If \bar{Y} = 11, s_y = 1, and n=9, what is the test result? What is the 95% CI for \mu?

This question is asking you think about the hypothesis that the mean of your distribution is equal to 12. I give you the distribution of the data themselves (i.e., that they’re normal). To test the hypothesis, you work with the sampling distribution (i.e., the distribution of the sample mean) which is: \bar{Y}\sim N\left(\mu, \frac{\sigma^2}{n}\right).

If we knew \sigma, we could use as our test statistic z=\displaystyle \frac{\bar{y} - 12}{\sigma/\sqrt{n}}. However, here we need to estimate \sigma so we use z=\displaystyle \frac{\bar{y} - 12}{s_y/\sqrt{n}} where \displaystyle s_{y} = \sqrt{\frac{\sum_{i=1}^n(y_i - \bar{y})^2}{n-1}}.

If the null is true, the z \sim t_{n-1}(0,1). Since we estimate the mean frm the data, the degrees of freedom is n-1.

As n approaches infinity, t_{n-1}(0,1) \rightarrow N(0,1).
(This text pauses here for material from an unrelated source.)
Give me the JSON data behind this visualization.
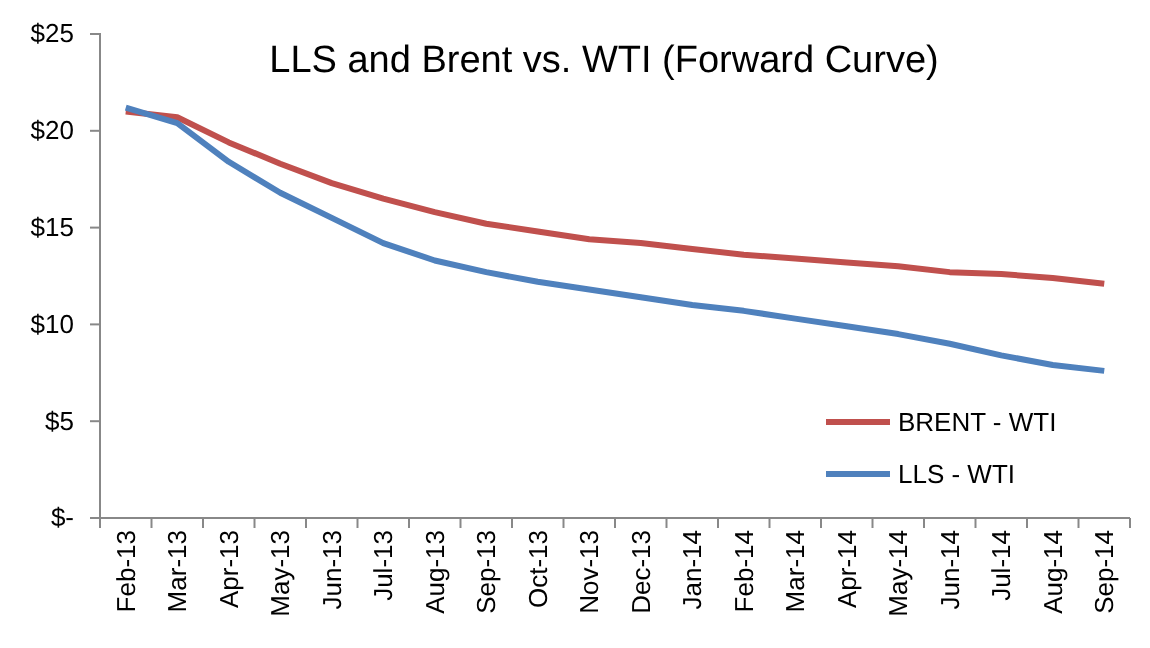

You reject the null for \{z: |z| > t_{n-1,\alpha/2}\}.

The p-value is 2\Pr(Z_{n-1} >|z|).

The 95% CI is \bar{Y} \pm \frac{s_{y}}{\sqrt{n}} t_{n-1,\alpha/2}.

For 19 out of 20 different samples, an interval constructed in this way will include the true value of the mean, \mu.

z = (11-12)/(1/3) = -3 and 2\Pr(Z_{8} >|z|) = .017, so we do reject the null.
The 95% CI for \mu is 11 \pm \frac{1}{3}2.3 = (10.23, 11.77).